May Justice Alito's draft opinion overturning Roe v. Wade hold
I don't want to be overly excited, but this ruling would correct bad law and bring the issue of abortion where it belongs to our elected representatives.
I'm late to the party commenting on the bombshell report from Politico about a leaked draft opinion in Dobbs v. Jackson Women's Health Organization written by Justice Samuel Alito in February that would overturn Roe v. Wade and Planned Parenthood v Casey.
I have some thoughts.
Don't count your chickens before they are hatched.
First, I don't want to get prematurely excited. This is a draft, not the final opinion of the court.
As I understand the Supreme Court's process, sometime after oral arguments, the justices meet to discuss where everyone is on a particular case, and then draft opinions are circulated among the justices.
Justices Clarence Thomas, Neil Gorsuch, Brett Kavanaugh, and Amy Coney Barrett have signed onto this draft.
Chief Justice John Roberts would uphold Mississippi's 15-week abortion ban but did not want to go as far as overturning Roe.
This draft is not the final language, and justices have been known to change their mind. For instance, Justice Anthony Kennedy changed his mind in Casey to uphold Roe.
The leak hurts the credibility of the Supreme Court.
There have been rare leaks from the Supreme Court. For instance, in 1973, the Supreme Court's typesetter leaked the Roe v. Wade decision, not the opinion, to TIME.
This is the first time that a draft opinion has been leaked and reported in the press.
We don't know who leaked the opinion. However, I don't think we can blame the typesetter since the Supreme Court no longer uses a printing press for their opinions.
I highly doubt that any justice would violate the trust of his or her colleagues. So I don't see that happening.
Each justice has four clerks working with them, and it is possible that any one of the 36 clerks could be the leaker.
The motivation for a progressive clerk to leak the draft would be to put pressure on the justices in favor of overturning Roe to change their mind. We already see a meltdown on the left and protests as a result.
The second motivation would be to rally the Democratic base for the midterms. That is less likely as the Supreme Court's decision will be made public in June, giving Democrats plenty of time to fire up their base.
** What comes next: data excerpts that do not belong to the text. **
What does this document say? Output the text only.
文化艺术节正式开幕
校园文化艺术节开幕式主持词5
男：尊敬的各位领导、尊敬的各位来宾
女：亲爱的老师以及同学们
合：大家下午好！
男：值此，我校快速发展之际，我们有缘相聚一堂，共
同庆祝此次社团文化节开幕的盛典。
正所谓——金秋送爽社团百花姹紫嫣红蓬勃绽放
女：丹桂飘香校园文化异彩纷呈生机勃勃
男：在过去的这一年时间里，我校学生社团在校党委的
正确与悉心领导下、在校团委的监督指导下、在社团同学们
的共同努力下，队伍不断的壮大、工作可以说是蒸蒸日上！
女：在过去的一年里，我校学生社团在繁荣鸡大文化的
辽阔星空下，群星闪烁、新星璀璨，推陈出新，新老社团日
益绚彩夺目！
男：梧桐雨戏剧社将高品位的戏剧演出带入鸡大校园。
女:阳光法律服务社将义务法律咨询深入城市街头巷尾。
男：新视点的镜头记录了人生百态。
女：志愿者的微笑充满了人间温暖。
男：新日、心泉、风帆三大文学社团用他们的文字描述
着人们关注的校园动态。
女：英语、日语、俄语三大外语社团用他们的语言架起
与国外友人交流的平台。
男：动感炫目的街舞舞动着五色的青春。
A third motivation would be to spark Congressional Democrats to pass a law codifying Roe v. Wade. Fortunately, there are not enough votes in the Senate to do that even if they deep-sixed the filibuster. Senate Majority Leader Chuck Schumer, D-N.Y., however, committed to trying.
It's possible that a conservative clerk leaked the draft opinion, and the only motivation I can think of would be to shore up the justices in favor of overturning Roe.
Violating the trust of the justices seems like a piss poor way of doing that, which leads me to believe the most likely culprit is a progressive clerk.
Chief Justice Roberts rightly condemned the leak and ordered an investigation.
It's possible another permanent employee with access leaked the draft. The Politico story indicated an internal source, not an outside hacker.
"To the extent this betrayal of the confidences of the Court was intended to undermine the integrity of our operations, it will not succeed. The work of the Court will not be affected in any way," he said in a released statement.
"We at the Court are blessed to have a workforce – permanent employees and law clerks alike – intensely loyal to the institution and dedicated to the rule of law. Court employees have an exemplary and important tradition of respecting the confidentiality of the judicial process and upholding the trust of the Court. This was a singular and egregious breach of that trust that is an affront to the Court and the community of public servants who work here," he said.
He ordered the Marshal of the Court to investigate the leak.
Roe is just bad law.
Regardless of whether you support a woman's ability to get an abortion or not, Roe v. Wade has always been a poorly reasoned decision.